After college, I transitioned to working in education and disability services. I struggled to make friends with my colleagues, most of whom were neurotypical women. At the elementary school where I worked, the other teachers would sit at the opposite lunch table if I was there first. At my next job, I was not invited to after work get-togethers. I invited everyone to my baby shower and only a couple of co-workers showed up. I experienced one rejection after another and would cry at night because I didn’t know what I was doing wrong and why no one wanted to be friends with me. This is when I started masking in ways that negatively impacted my mental health. I stopped doing things like sharing ‘fun facts,’ which was fine in school, but apparently not in the workplace, I modified my eating habits to fit in, pretended to be interested in things that I wasn’t, tried inviting myself to social events afterwork, but it was clear that no matter what I did, I was not welcome in the ‘in-crowd.’

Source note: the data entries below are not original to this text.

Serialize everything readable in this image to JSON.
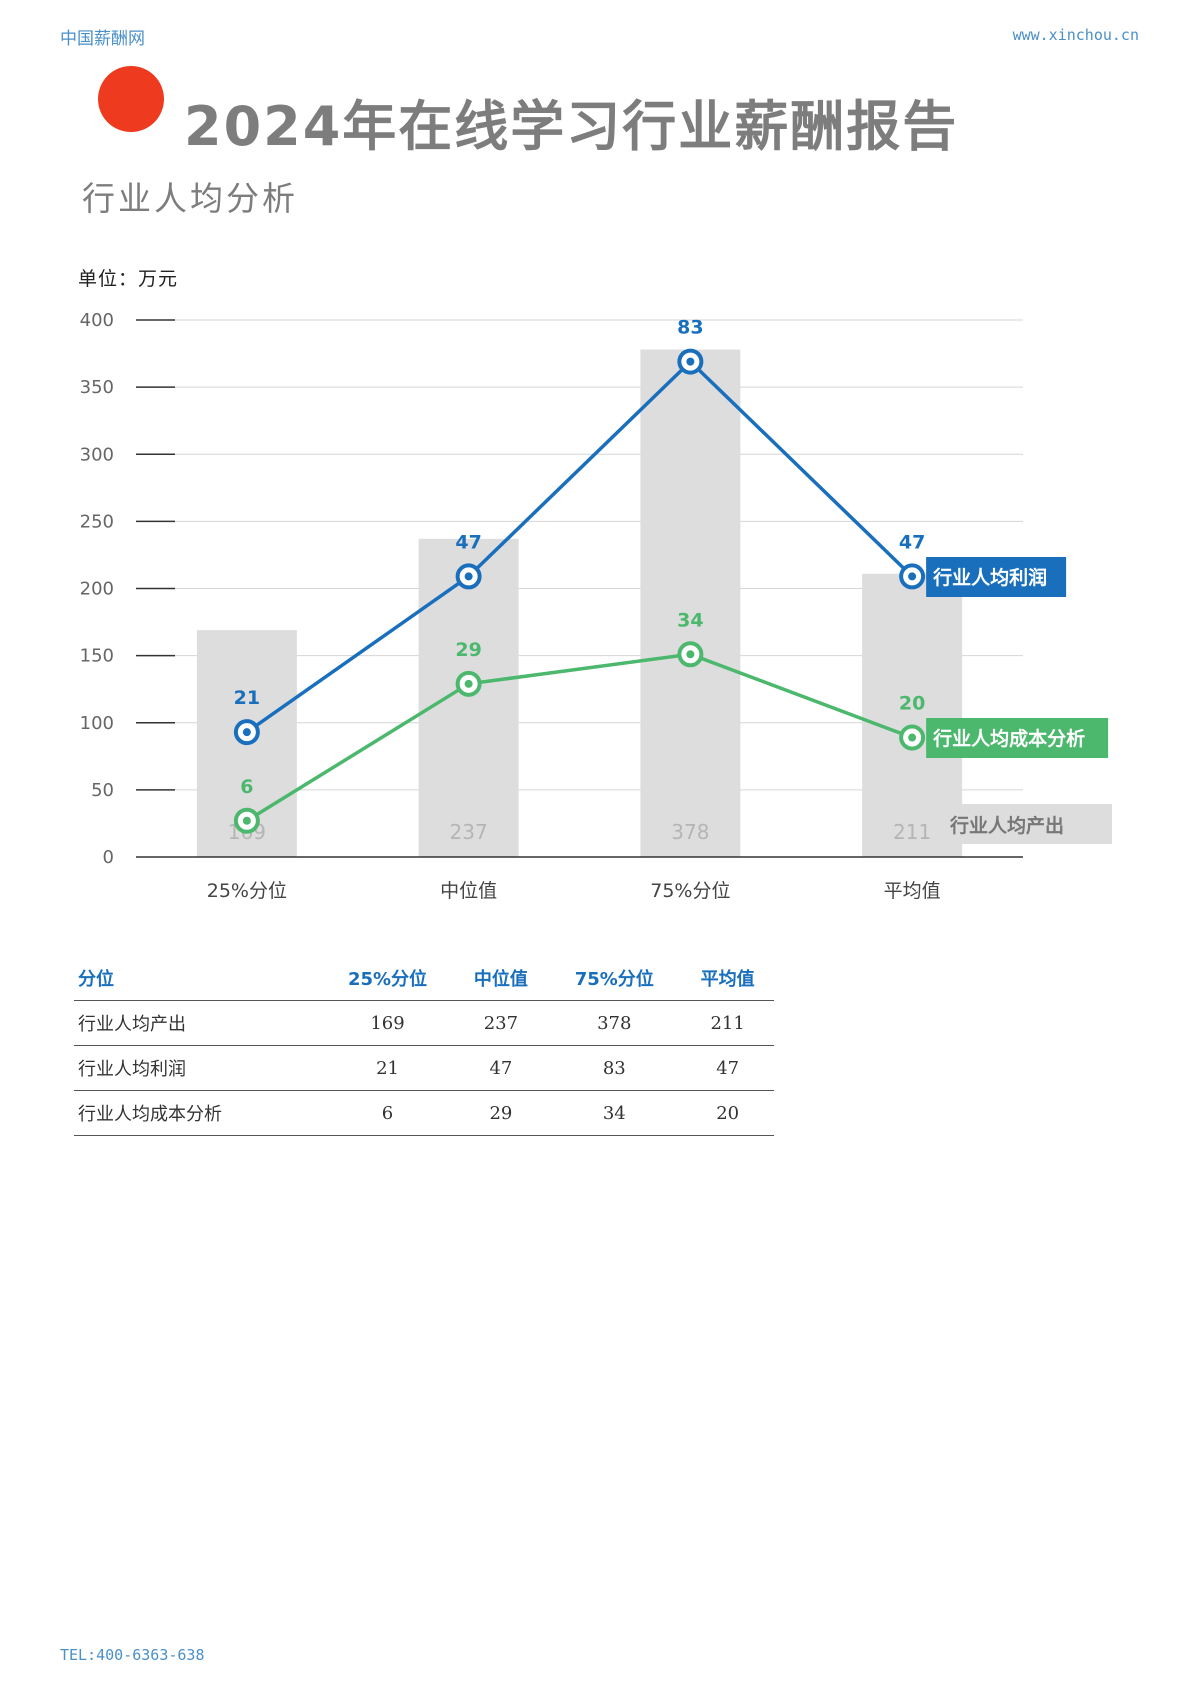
{
  "header": {
    "site_name": "中国薪酬网",
    "site_url": "www.xinchou.cn"
  },
  "page": {
    "title": "2024年在线学习行业薪酬报告",
    "subtitle": "行业人均分析",
    "unit_label": "单位：万元"
  },
  "colors": {
    "accent_dot": "#ee3a1f",
    "bar": "#dddddd",
    "profit": "#1a6fbd",
    "cost": "#4cb86e",
    "text_gray": "#7d7d7d"
  },
  "chart_data": {
    "type": "bar",
    "categories": [
      "25%分位",
      "中位值",
      "75%分位",
      "平均值"
    ],
    "ylim": [
      0,
      400
    ],
    "yticks": [
      0,
      50,
      100,
      150,
      200,
      250,
      300,
      350,
      400
    ],
    "grid": true,
    "series": [
      {
        "name": "行业人均产出",
        "kind": "bar",
        "values": [
          169,
          237,
          378,
          211
        ]
      },
      {
        "name": "行业人均利润",
        "kind": "line",
        "values": [
          21,
          47,
          83,
          47
        ],
        "plot_values": [
          93,
          209,
          369,
          209
        ]
      },
      {
        "name": "行业人均成本分析",
        "kind": "line",
        "values": [
          6,
          29,
          34,
          20
        ],
        "plot_values": [
          27,
          129,
          151,
          89
        ]
      }
    ]
  },
  "table": {
    "headers": [
      "分位",
      "25%分位",
      "中位值",
      "75%分位",
      "平均值"
    ],
    "rows": [
      {
        "label": "行业人均产出",
        "values": [
          "169",
          "237",
          "378",
          "211"
        ]
      },
      {
        "label": "行业人均利润",
        "values": [
          "21",
          "47",
          "83",
          "47"
        ]
      },
      {
        "label": "行业人均成本分析",
        "values": [
          "6",
          "29",
          "34",
          "20"
        ]
      }
    ]
  },
  "footer": {
    "tel": "TEL:400-6363-638"
  }
}
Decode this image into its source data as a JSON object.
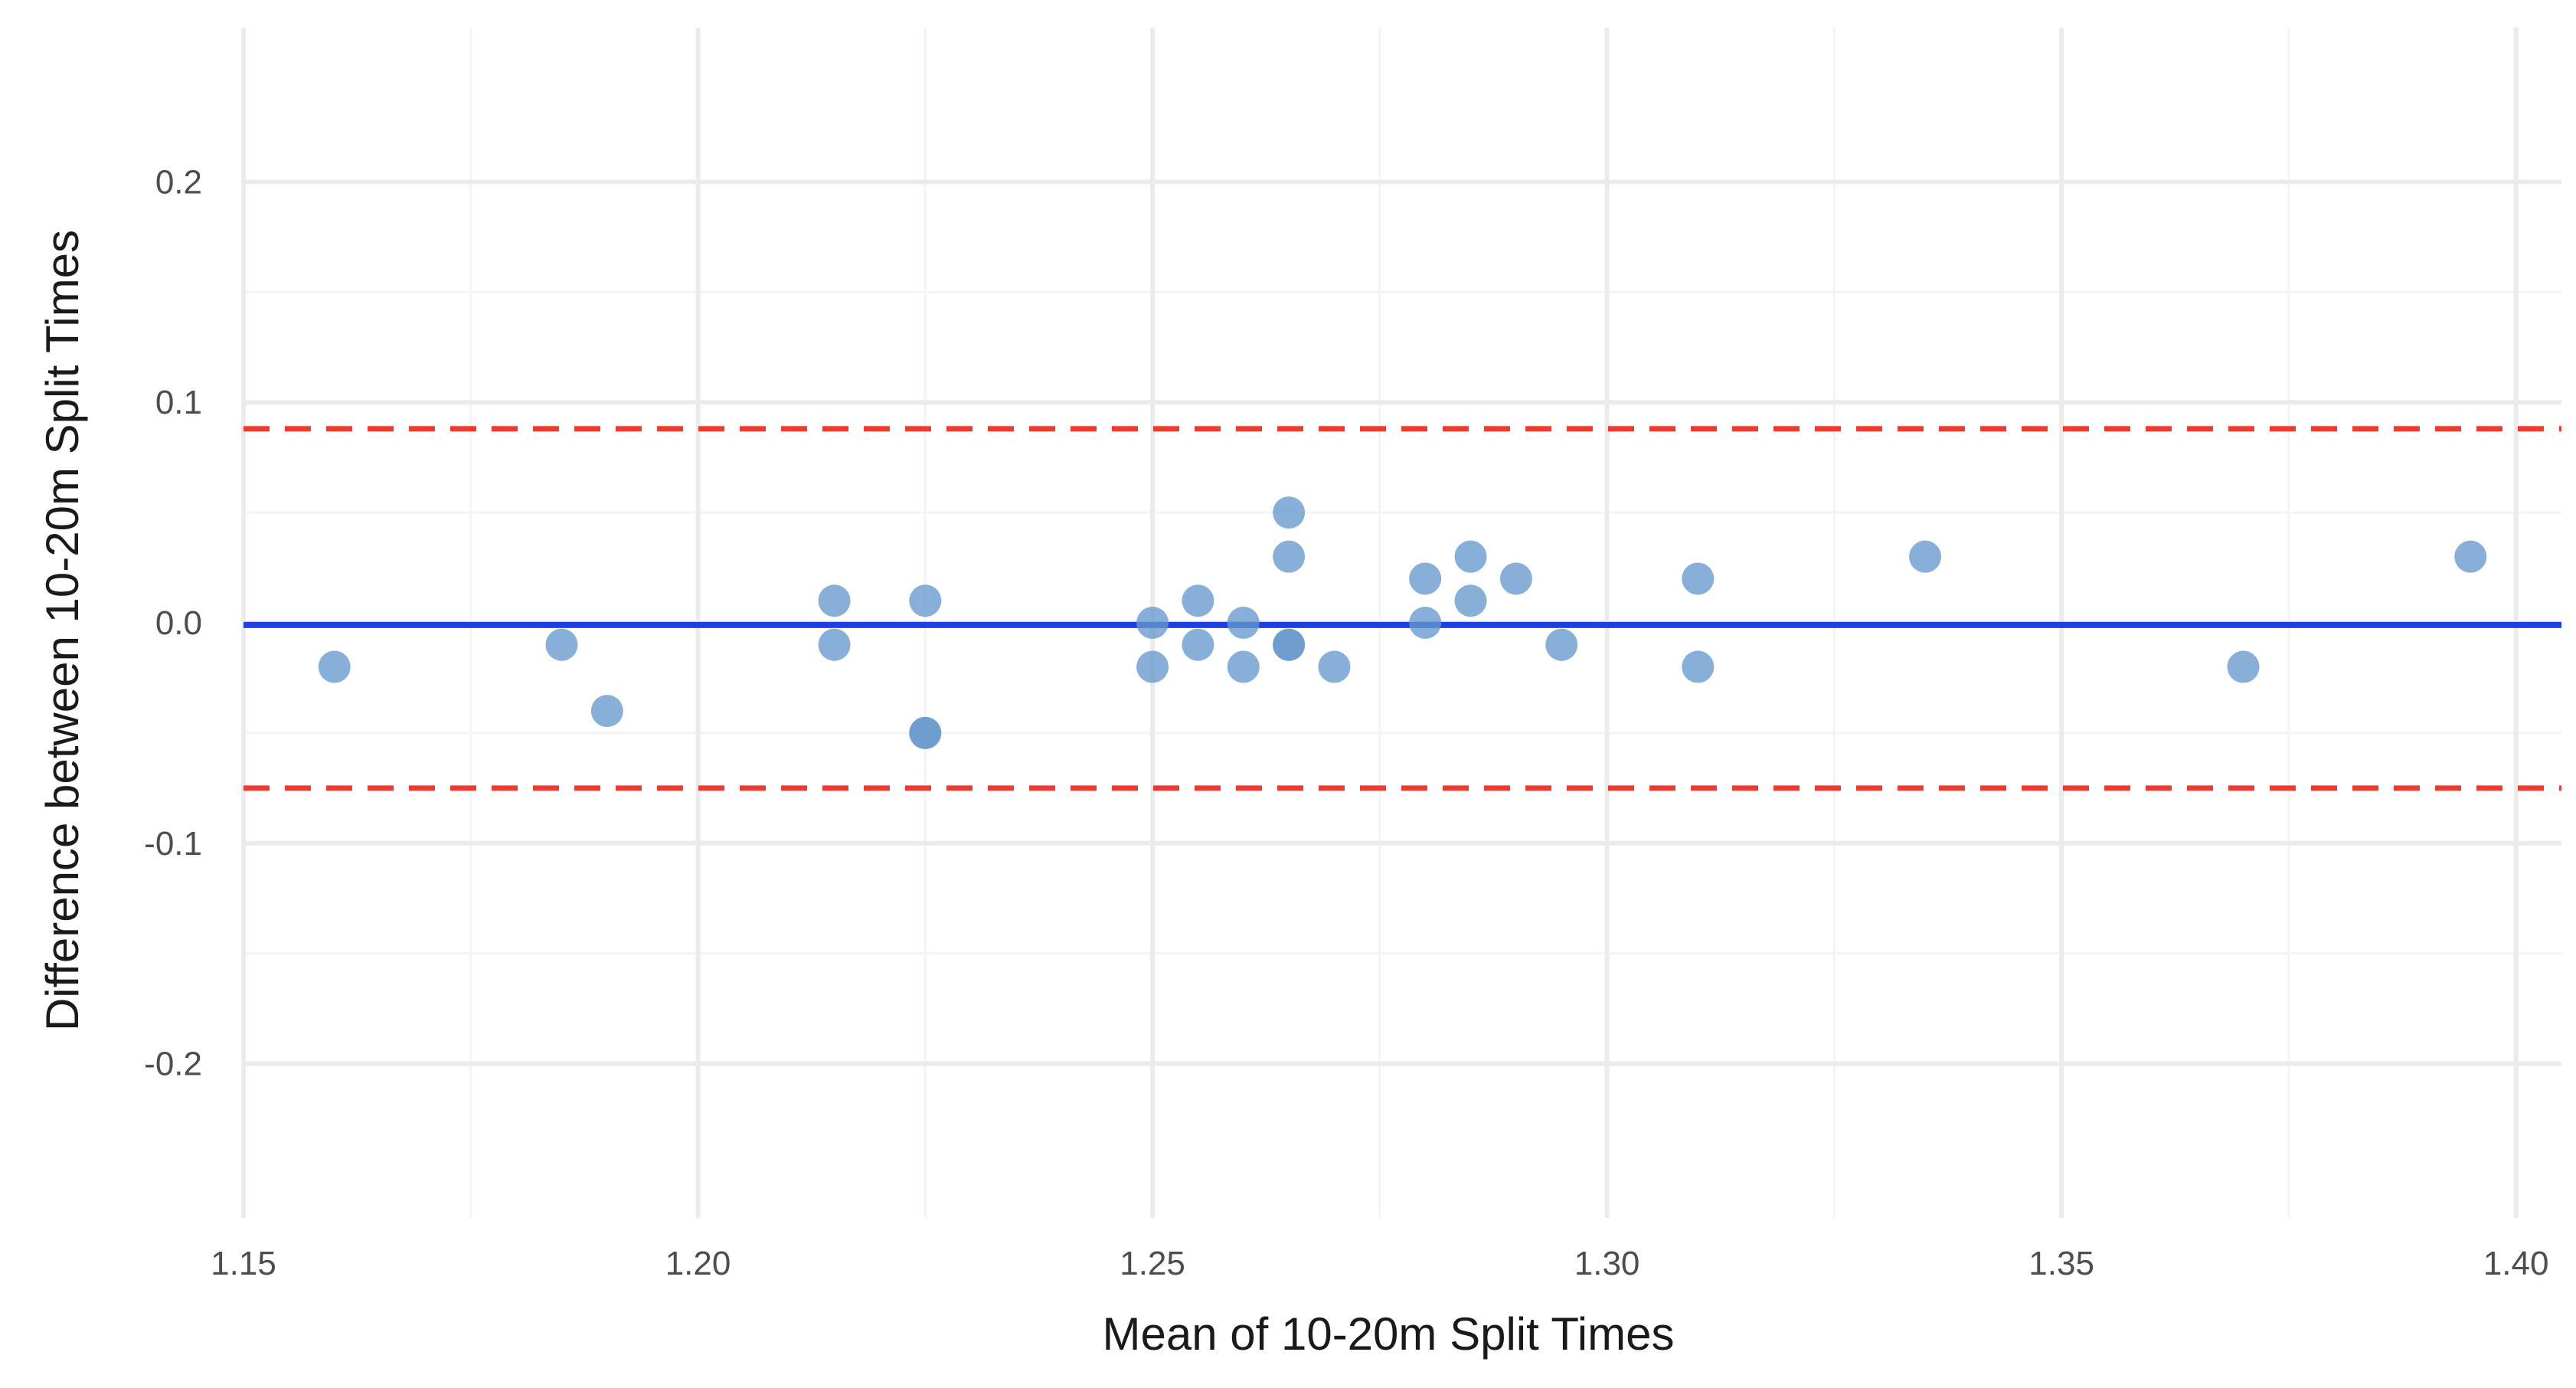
{
  "chart_data": {
    "type": "scatter",
    "title": "",
    "xlabel": "Mean of 10-20m Split Times",
    "ylabel": "Difference between 10-20m Split Times",
    "xlim": [
      1.15,
      1.405
    ],
    "ylim": [
      -0.27,
      0.27
    ],
    "x_ticks": [
      1.15,
      1.2,
      1.25,
      1.3,
      1.35,
      1.4
    ],
    "x_tick_labels": [
      "1.15",
      "1.20",
      "1.25",
      "1.30",
      "1.35",
      "1.40"
    ],
    "y_ticks": [
      -0.2,
      -0.1,
      0.0,
      0.1,
      0.2
    ],
    "y_tick_labels": [
      "-0.2",
      "-0.1",
      "0.0",
      "0.1",
      "0.2"
    ],
    "grid": true,
    "legend": "none",
    "points_color": "#6699cc",
    "points": [
      {
        "x": 1.16,
        "y": -0.02
      },
      {
        "x": 1.185,
        "y": -0.01
      },
      {
        "x": 1.19,
        "y": -0.04
      },
      {
        "x": 1.215,
        "y": 0.01
      },
      {
        "x": 1.215,
        "y": -0.01
      },
      {
        "x": 1.225,
        "y": 0.01
      },
      {
        "x": 1.225,
        "y": -0.05
      },
      {
        "x": 1.225,
        "y": -0.05
      },
      {
        "x": 1.25,
        "y": 0.0
      },
      {
        "x": 1.25,
        "y": -0.02
      },
      {
        "x": 1.255,
        "y": 0.01
      },
      {
        "x": 1.255,
        "y": -0.01
      },
      {
        "x": 1.26,
        "y": 0.0
      },
      {
        "x": 1.26,
        "y": -0.02
      },
      {
        "x": 1.265,
        "y": 0.05
      },
      {
        "x": 1.265,
        "y": 0.03
      },
      {
        "x": 1.265,
        "y": -0.01
      },
      {
        "x": 1.265,
        "y": -0.01
      },
      {
        "x": 1.27,
        "y": -0.02
      },
      {
        "x": 1.28,
        "y": 0.02
      },
      {
        "x": 1.28,
        "y": 0.0
      },
      {
        "x": 1.285,
        "y": 0.03
      },
      {
        "x": 1.285,
        "y": 0.01
      },
      {
        "x": 1.29,
        "y": 0.02
      },
      {
        "x": 1.295,
        "y": -0.01
      },
      {
        "x": 1.31,
        "y": 0.02
      },
      {
        "x": 1.31,
        "y": -0.02
      },
      {
        "x": 1.335,
        "y": 0.03
      },
      {
        "x": 1.37,
        "y": -0.02
      },
      {
        "x": 1.395,
        "y": 0.03
      }
    ],
    "reference_lines": [
      {
        "name": "mean-difference",
        "y": -0.001,
        "color": "#1f3fe0",
        "style": "solid"
      },
      {
        "name": "upper-limit-of-agreement",
        "y": 0.088,
        "color": "#f03a2e",
        "style": "dashed"
      },
      {
        "name": "lower-limit-of-agreement",
        "y": -0.075,
        "color": "#f03a2e",
        "style": "dashed"
      }
    ]
  }
}
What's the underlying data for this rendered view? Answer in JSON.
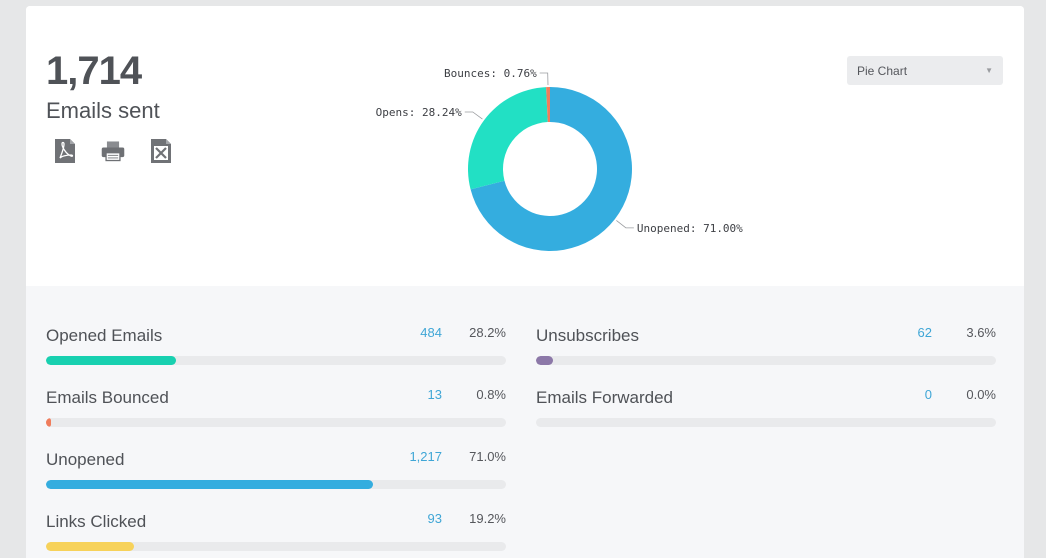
{
  "summary": {
    "count": "1,714",
    "label": "Emails sent",
    "icons": [
      "pdf-icon",
      "print-icon",
      "excel-icon"
    ]
  },
  "view_select": {
    "value": "Pie Chart"
  },
  "chart_data": {
    "type": "pie",
    "slices": [
      {
        "label": "Unopened: 71.00%",
        "value": 71.0,
        "color": "#34addf"
      },
      {
        "label": "Opens: 28.24%",
        "value": 28.24,
        "color": "#22e0c4"
      },
      {
        "label": "Bounces: 0.76%",
        "value": 0.76,
        "color": "#f07d5c"
      }
    ]
  },
  "stats": [
    {
      "name": "Opened Emails",
      "count": "484",
      "pct": "28.2%",
      "fraction": 0.282,
      "color": "#18d0b0"
    },
    {
      "name": "Emails Bounced",
      "count": "13",
      "pct": "0.8%",
      "fraction": 0.008,
      "color": "#f07d5c"
    },
    {
      "name": "Unopened",
      "count": "1,217",
      "pct": "71.0%",
      "fraction": 0.71,
      "color": "#34addf"
    },
    {
      "name": "Links Clicked",
      "count": "93",
      "pct": "19.2%",
      "fraction": 0.192,
      "color": "#f7d25a"
    },
    {
      "name": "Unsubscribes",
      "count": "62",
      "pct": "3.6%",
      "fraction": 0.036,
      "color": "#8c78a8"
    },
    {
      "name": "Emails Forwarded",
      "count": "0",
      "pct": "0.0%",
      "fraction": 0.0,
      "color": "#cccccc"
    }
  ]
}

While I tried fitting in in some ways, there were other ways that I have refused to mask over the years. For example, while I stopped sharing fun facts, I refused to follow the unwritten social rule that women and girls should act less knowledgeable than they actually are. This has led to me being called “arrogant” among other unpleasant adjectives. When I was told that I should let my male supervisors think that my ideas were theirs, my answer was, “Hell no!” This did not make me successful in that particular workplace, but it was better for me to go elsewhere. For someone like me for whom knowledge acquisition is a special interest, masking that I know things would be like denying my entire personality, and I am not willing to be inauthentic in that way. I am an info dumper who reads a lot. That is a core part of who I am. I think for many high masking autistic people, they spend a lot of time trying to find the balance of where masking makes life easier, and where it is too much or intolerable. It is not always easy to find this balance, and even when you do, it doesn’t take much to throw it off again.
The last thing that I have been thinking of when it comes to masking, is how important it is to find a place where the mask can come off completely. This means finding people who love you for who you are. I have been fortunate that my spouse has been this person for me, but I acknowledge that many autistic people do not have the same level of acceptance in their lives. As a therapist, I try to provide ‘unconditional positive regard,’ for my clients, while also helping them find people who fully accept them. In a perfect world, this would be easy to find, but unfortunately, it is not a perfect world and ableism is rampant in our society. If you are reading this, you can be the person who accepts and appreciates the autistic people in your life, regardless of your, or their, neurotype. The phrase “autism acceptance” is tossed around a lot, but these are not just buzzwords. Actual autism acceptance is imperative for the emotional health and wellbeing of autistic people.
Two hands holding a black mask of a face with background blurred.